Oya satu lagi sampai pernah waktu di kelas 3 ibu wali kelas almarhumah rajin memeriksa kuku-kuku kami. Kalau terlihat panjang dan kotor diperintahkan untuk segera di potong. Begitu juga kalau ada baju yang kotor langsung diingatkan untuk di cuci.

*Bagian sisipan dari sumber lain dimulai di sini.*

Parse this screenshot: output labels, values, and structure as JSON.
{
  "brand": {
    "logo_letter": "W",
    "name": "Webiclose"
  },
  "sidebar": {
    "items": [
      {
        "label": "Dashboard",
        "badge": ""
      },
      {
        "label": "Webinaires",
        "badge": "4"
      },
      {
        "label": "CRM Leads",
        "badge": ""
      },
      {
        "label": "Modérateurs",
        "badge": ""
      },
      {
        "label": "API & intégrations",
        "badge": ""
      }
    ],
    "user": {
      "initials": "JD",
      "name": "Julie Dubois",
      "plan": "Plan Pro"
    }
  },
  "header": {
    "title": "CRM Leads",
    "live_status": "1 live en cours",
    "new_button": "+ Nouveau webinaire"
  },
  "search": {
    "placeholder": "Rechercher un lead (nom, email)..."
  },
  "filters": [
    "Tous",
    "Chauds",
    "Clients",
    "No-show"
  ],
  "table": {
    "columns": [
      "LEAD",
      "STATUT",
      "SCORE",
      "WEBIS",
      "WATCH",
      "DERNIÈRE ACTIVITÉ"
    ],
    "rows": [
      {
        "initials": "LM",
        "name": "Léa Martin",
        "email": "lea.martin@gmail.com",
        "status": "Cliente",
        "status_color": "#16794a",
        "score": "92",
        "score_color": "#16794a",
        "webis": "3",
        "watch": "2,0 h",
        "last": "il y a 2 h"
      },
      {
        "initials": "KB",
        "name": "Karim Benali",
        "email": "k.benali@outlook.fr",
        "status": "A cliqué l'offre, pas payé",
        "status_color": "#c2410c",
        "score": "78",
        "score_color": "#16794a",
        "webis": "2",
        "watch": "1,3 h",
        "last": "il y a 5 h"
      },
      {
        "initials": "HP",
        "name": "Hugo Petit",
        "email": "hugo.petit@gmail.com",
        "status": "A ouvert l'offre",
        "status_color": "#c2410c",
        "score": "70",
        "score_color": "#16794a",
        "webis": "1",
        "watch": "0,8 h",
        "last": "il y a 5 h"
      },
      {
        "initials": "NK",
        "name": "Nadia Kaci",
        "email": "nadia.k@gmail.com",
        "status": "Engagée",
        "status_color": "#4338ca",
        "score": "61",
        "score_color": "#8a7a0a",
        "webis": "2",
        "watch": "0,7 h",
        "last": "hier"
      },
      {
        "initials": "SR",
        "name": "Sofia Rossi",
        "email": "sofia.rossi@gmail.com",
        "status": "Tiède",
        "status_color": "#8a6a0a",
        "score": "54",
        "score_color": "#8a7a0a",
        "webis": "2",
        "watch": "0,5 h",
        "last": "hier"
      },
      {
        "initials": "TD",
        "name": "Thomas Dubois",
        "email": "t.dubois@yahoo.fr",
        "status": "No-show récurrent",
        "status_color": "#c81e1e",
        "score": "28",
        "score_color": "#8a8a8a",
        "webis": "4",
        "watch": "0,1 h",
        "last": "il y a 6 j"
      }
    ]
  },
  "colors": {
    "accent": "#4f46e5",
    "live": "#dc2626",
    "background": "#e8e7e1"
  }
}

Iya sih kita kadang nakal. Lupa potong kuku, baju seminggu yang itu-itu terus *bisa dibayangkan kummel dan baunya 😀 *. Tapi paling tidak hal-hal yang sepertinya kecil ini terbawa sampai kita segede gini. Saya suka risih dengan kuku yang panjang walaupun terlihat bersih walaupun kadang juga kecolongan lupa motongin kuku sendiri dan anak :D. Ya situ mau ngulek adonan kanji nancep semua tuh kuku cantik 😀

Atau soalan ketertiban, sebelum masuk kelas, padahal sudah SD loh waktu itu, kadang masih juga disuruh berbaris antri memasuki kelas. Misal pulang sekolah pun biasanya kita akan pulang teratur satu persatu berdasarkan kecepatan dan kebenaran dalam menjawab soalan matematika. Terlihat sepele tapi membuat saya malu dan gak enak hati kalau lagi antri dan bingung dengan antrian yang tidak jelas.

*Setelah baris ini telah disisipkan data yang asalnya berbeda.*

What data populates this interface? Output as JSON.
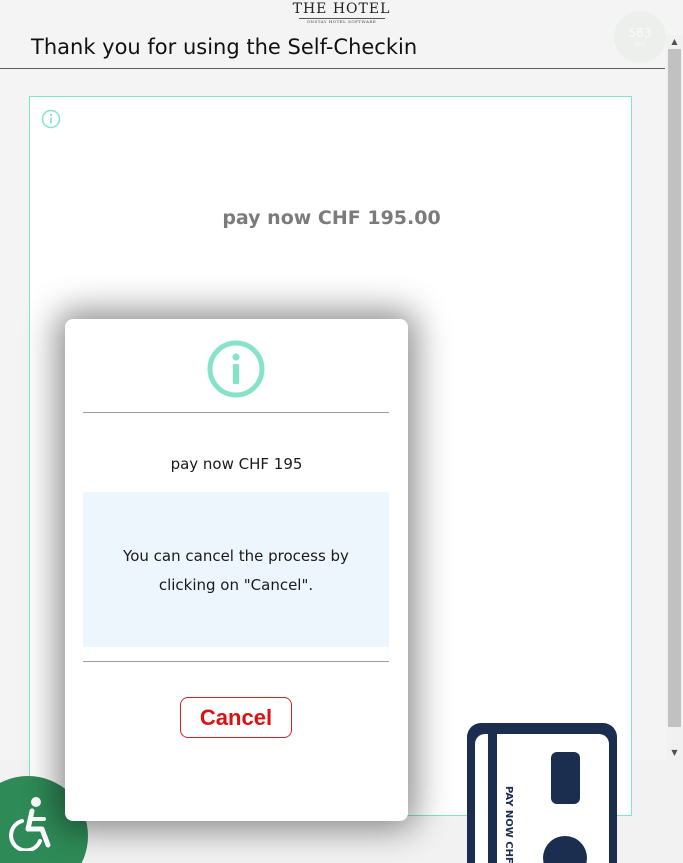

Tidak tahu ya sekarang bagaimana di sekolah.

Dulu di kampung ketika sholat raya begini seingat saya selalu bersih. Karena alas yang dibawa biasanya tikar. Tikar karpet gitu jadi ya harus di bawa pulang dong ya. Masak ditinggal kan mihil kalau beli lagi hhheee. Besok-besok mungkin panitia harus menyediakan alas kali ya , misal terpal atau dikasih pengumuman pakai alas tikar atau alas yang berupa kertas koran dan sejenisnya supaya diambil lagi.